High-ranking representatives of the European Commission’s DG Connect will brief EU lawmakers as part of an ‘in camera’ meeting on Friday (12 February), after a contingent of parliament members wrote to the EU executive to voice their concerns on guidance issued for the EU’s copyright directive.
Documents obtained by EURACTIV reveal that a cross-section of MEPs, predominantly from the two biggest groups, the European People’s Party and the Socialists, are not satisfied with the Commission’s advice issued on the transposition of Article 17 of the directive, which aims to ensure that online platforms no longer make copyright-infringing work available online.
Broadly, the rules, adopted in April 2019, aim to provide legal protection and remuneration for content creators and rightsholders in the online economy.
“The current approach to the Guidance would not properly reflect the agreement hardly achieved after long negotiations on Article 17 of the Copyright Directive,” the letter states.
“The latest response to Parliamentary questions on this matter by the Commission and recent public remarks made by members of DG Connect services have not helped to assuage these concerns,” the letter adds, pressing the Commission to attend talks with the Parliament.
Internal sources have confirmed to EURACTIV that Commission representatives including Director-General of DG Connect, Roberto Viola, and Giuseppe Abbamonte, responsible for media policy will attend the meeting, due to take place on Friday morning.
S&D MEP Iban García del Blanco will deliver opening remarks, and EPP’s Axel Voss, Parliament’s rapporteur for the directive, is also due to submit an intervention, along with other MEPs.
MEPs want clearer Article 17 guidance
The subject of the meeting will primarily be the Commission’s guidance on Article 17, which has proved to be one of the most contentious parts of the directive. Critics of the clause say it could result in platforms having to embed ‘upload filters’ into their systems, effectively vetting third-party content and potentially encroaching on the right to free speech and expression.
However, due to the vagueness of Article 17 in the final Copyright text, the Commission embarked on a series of consultations in the latter half of 2019 and early 2020 in order to clarify its implementation.
The EU executive then issued draft guidance as a result of the consultations last year, but there has been criticism that the guidance does not offer the clarity required for rightsholders.
The guidance came in for a backlash from some member states, including Croatia, Denmark, France, Greece, Italy, Portugal, and Spain, who penned a non-paper highlighting their worries that the guidance would not achieve the objectives originally set out by the Commission in supporting Europe’s rightsholders.
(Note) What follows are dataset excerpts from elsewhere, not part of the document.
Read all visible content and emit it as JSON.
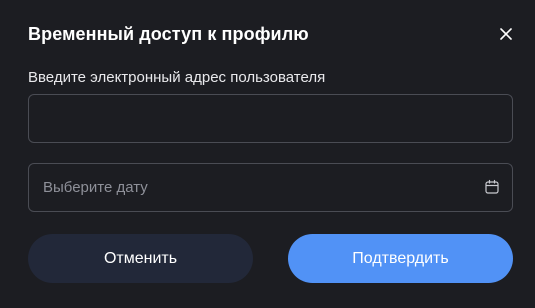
{
  "dialog": {
    "title": "Временный доступ к профилю",
    "close_icon": "close-icon",
    "email": {
      "label": "Введите электронный адрес пользователя",
      "value": "",
      "placeholder": ""
    },
    "date": {
      "placeholder": "Выберите дату",
      "icon": "calendar-icon"
    },
    "buttons": {
      "cancel_label": "Отменить",
      "confirm_label": "Подтвердить"
    }
  },
  "colors": {
    "background": "#1c1d22",
    "border": "#4a4c54",
    "cancel_bg": "#222839",
    "confirm_bg": "#5192f6",
    "placeholder": "#8e9099"
  }
}
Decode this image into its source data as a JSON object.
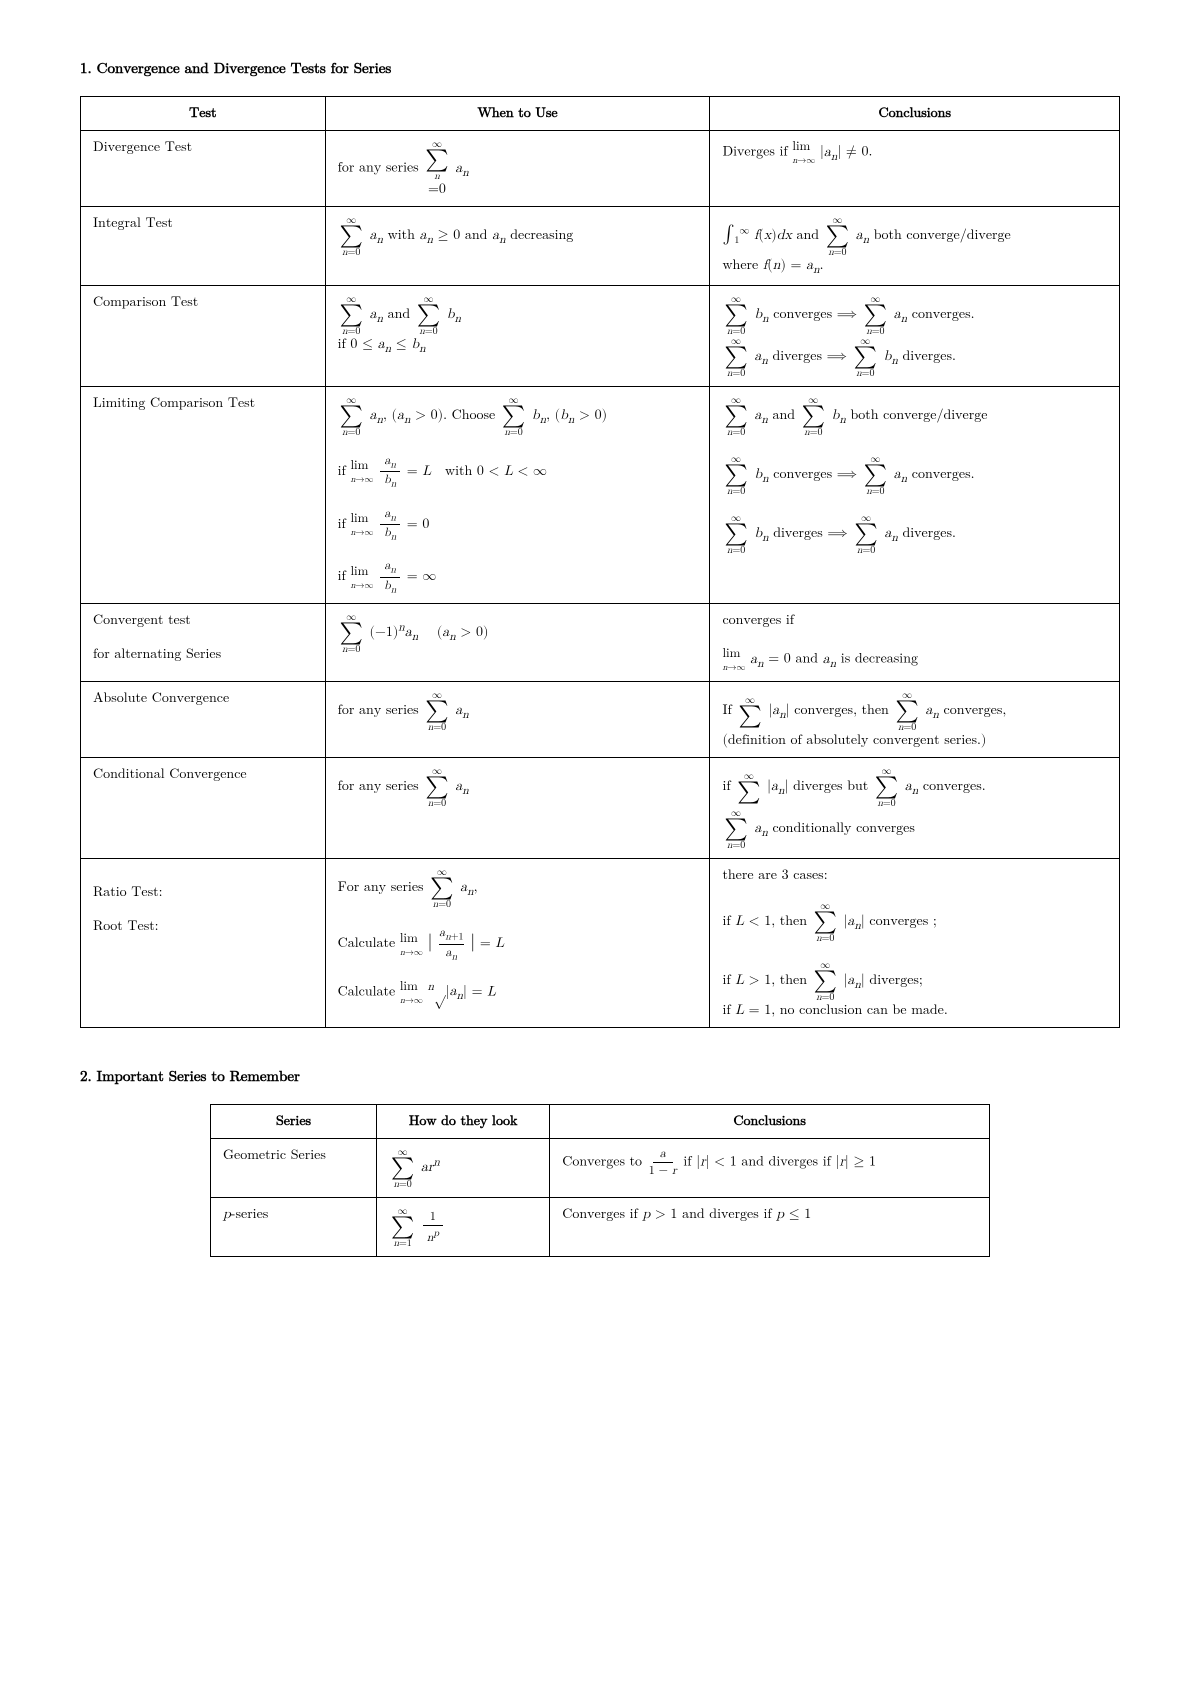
{
  "section1": {
    "title": "1.  Convergence and Divergence Tests for Series"
  },
  "section2": {
    "title": "2.  Important Series to Remember"
  },
  "table1": {
    "headers": [
      "Test",
      "When to Use",
      "Conclusions"
    ],
    "rows": [
      {
        "test": "Divergence Test",
        "when": "for any series",
        "conclusion": "diverges_if"
      }
    ]
  }
}
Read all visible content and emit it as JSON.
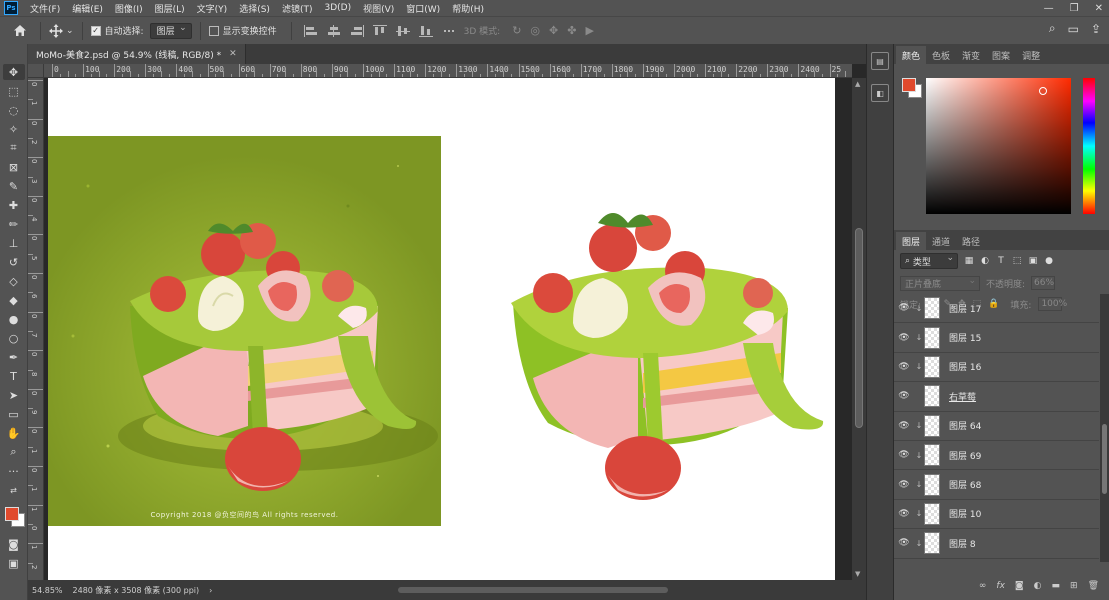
{
  "menu": {
    "logo": "Ps",
    "items": [
      "文件(F)",
      "编辑(E)",
      "图像(I)",
      "图层(L)",
      "文字(Y)",
      "选择(S)",
      "滤镜(T)",
      "3D(D)",
      "视图(V)",
      "窗口(W)",
      "帮助(H)"
    ]
  },
  "window_controls": {
    "minimize": "—",
    "restore": "❐",
    "close": "✕"
  },
  "options": {
    "auto_select_label": "自动选择:",
    "auto_select_value": "图层",
    "show_transform_label": "显示变换控件",
    "mode_3d_label": "3D 模式:"
  },
  "document": {
    "tab_title": "MoMo-美食2.psd @ 54.9% (线稿, RGB/8) *",
    "close_symbol": "✕",
    "copyright": "Copyright 2018 @负空间的鸟 All rights reserved."
  },
  "ruler": {
    "top_labels": [
      "0",
      "100",
      "200",
      "300",
      "400",
      "500",
      "600",
      "700",
      "800",
      "900",
      "1000",
      "1100",
      "1200",
      "1300",
      "1400",
      "1500",
      "1600",
      "1700",
      "1800",
      "1900",
      "2000",
      "2100",
      "2200",
      "2300",
      "2400",
      "25"
    ],
    "left_labels": [
      "0",
      "1",
      "0",
      "2",
      "0",
      "3",
      "0",
      "4",
      "0",
      "5",
      "0",
      "6",
      "0",
      "7",
      "0",
      "8",
      "0",
      "9",
      "0",
      "1",
      "0",
      "1",
      "1",
      "0",
      "1",
      "2"
    ]
  },
  "status": {
    "zoom": "54.85%",
    "dimensions": "2480 像素 x 3508 像素 (300 ppi)",
    "arrow": "›"
  },
  "color_panel": {
    "tabs": [
      "颜色",
      "色板",
      "渐变",
      "图案",
      "调整"
    ],
    "active_tab": "颜色",
    "foreground": "#e04a2d",
    "background": "#ffffff"
  },
  "layers_panel": {
    "tabs": [
      "图层",
      "通道",
      "路径"
    ],
    "filter_label": "类型",
    "blend_mode": "正片叠底",
    "opacity_label": "不透明度:",
    "opacity_value": "66%",
    "lock_label": "锁定:",
    "fill_label": "填充:",
    "fill_value": "100%",
    "layers": [
      {
        "name": "图层 17",
        "visible": true,
        "clipped": true
      },
      {
        "name": "图层 15",
        "visible": true,
        "clipped": true
      },
      {
        "name": "图层 16",
        "visible": true,
        "clipped": true
      },
      {
        "name": "右草莓",
        "visible": true,
        "clipped": false
      },
      {
        "name": "图层 64",
        "visible": true,
        "clipped": true
      },
      {
        "name": "图层 69",
        "visible": true,
        "clipped": true
      },
      {
        "name": "图层 68",
        "visible": true,
        "clipped": true
      },
      {
        "name": "图层 10",
        "visible": true,
        "clipped": true
      },
      {
        "name": "图层 8",
        "visible": true,
        "clipped": true
      }
    ],
    "footer_icons": [
      "link-icon",
      "fx-icon",
      "mask-icon",
      "adjustment-icon",
      "folder-icon",
      "new-layer-icon",
      "trash-icon"
    ]
  }
}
“By proposing new concepts such as ‘upload likely to be legitimate’ and suggesting, based on such concept, a modus operandi for the application of article 17 where instructions from rightsholders would simply be set aside in the context of the preventive measures, the document exceeds the purpose of the guidelines to be adopted by the Commission and raises very serious issues,” the letter from EU nations states.
Effectively, it appears that what MEPs want from Friday’s meeting with Commission representatives, is further assurances that the EU executive’s guidance on Article 17 will be sufficient enough to ensure that rightsholders across the bloc are awarded fair remuneration for their work.